Preheat oven to 425 F. (non-convection)Cut roma tomatoes in half lengthwise (no need to remove the stem bit). Place in a large roasting pan (mine is 11x16-inches and a couple of inches deep.) Scatter garlic over-top. Drizzle with olive oil and balsamic vinegar. Sprinkle with oregano, basil, salt and pepper. Toss with a large spoon to coat.
Place in preheated oven for 60-70 minutes, stirring well half way through cooking. The mixture shouldn't dry out completely and some of the tomato skins will char slightly. Stirring well half way through ensures that nothing gets too dark. Allow to cool.

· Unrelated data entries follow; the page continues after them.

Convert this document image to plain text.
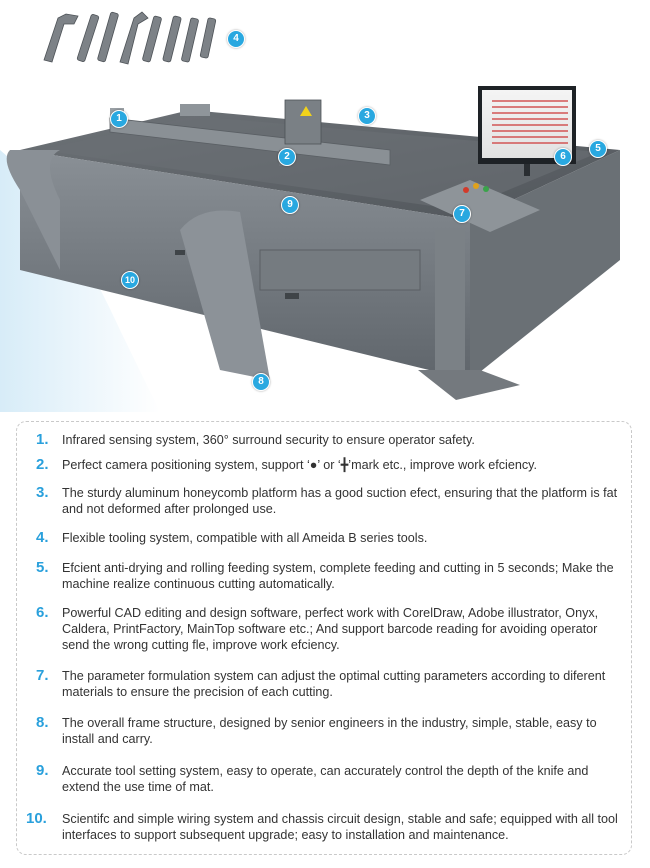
1
2
3
4
5
6
7
8
9
10
1. Infrared sensing system, 360° surround security to ensure operator safety.
2. Perfect camera positioning system, support ‘●’ or ‘╋’mark etc., improve work efciency.
3. The sturdy aluminum honeycomb platform has a good suction efect, ensuring that the platform is fat and not deformed after prolonged use.
4. Flexible tooling system, compatible with all Ameida B series tools.
5. Efcient anti-drying and rolling feeding system, complete feeding and cutting in 5 seconds; Make the machine realize continuous cutting automatically.
6. Powerful CAD editing and design software, perfect work with CorelDraw, Adobe illustrator, Onyx, Caldera, PrintFactory, MainTop software etc.; And support barcode reading for avoiding operator send the wrong cutting fle, improve work efciency.
7. The parameter formulation system can adjust the optimal cutting parameters according to diferent materials to ensure the precision of each cutting.
8. The overall frame structure, designed by senior engineers in the industry, simple, stable, easy to install and carry.
9. Accurate tool setting system, easy to operate, can accurately control the depth of the knife and extend the use time of mat.
10. Scientifc and simple wiring system and chassis circuit design, stable and safe; equipped with all tool interfaces to support subsequent upgrade; easy to installation and maintenance.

Remove tomatoes from pan (if there is a lot of liquid in the pan, use a slotted spoon to remove, leaving most of the liquid behind). Blend in a food processor or use immersion blender to create a sauce with your desired chunkiness level. If I'm making a large batch, I tend to do a few smooth and leave a few chunkier.
Notes
Cooking time and nutritional information is PER BATCH. I love to buy a 20lb box of roma tomatoes in late Summer and roast off 4 or 5 batches in a day, then package up and freeze. Then I'm all set for the Winter with fresh homemade marinara sauce!Tips!
I like to make this marinara without adding butter or onion, as it keeps the sauce as basic as possible and I can always add those things to the dish I use the marinara in.
For an efficient way to make big batches, double the recipe and cook two pans at a time in the upper and lower third of your oven, rotating the pan position half way through cooking. Hopefully you have two large roasting pans to use (I sadly didn't). If not, you can always do them one at a time.
You may find large pieces of tomato skin as you blend the sauce that you can remove if you like. I just leave them in and process them down to smaller sizes.
This sauce freezes beautifully. Simply portion into 1 or 2-cup freezer bags, seal and smooth flat, then freeze them all stacked up.
I noticed that each batch ended with a little bit more or less liquid left in the pan. If there was a lot, I scooped the tomatoes out of the pan with a slotted spoon, to leave most of it behind in the pan.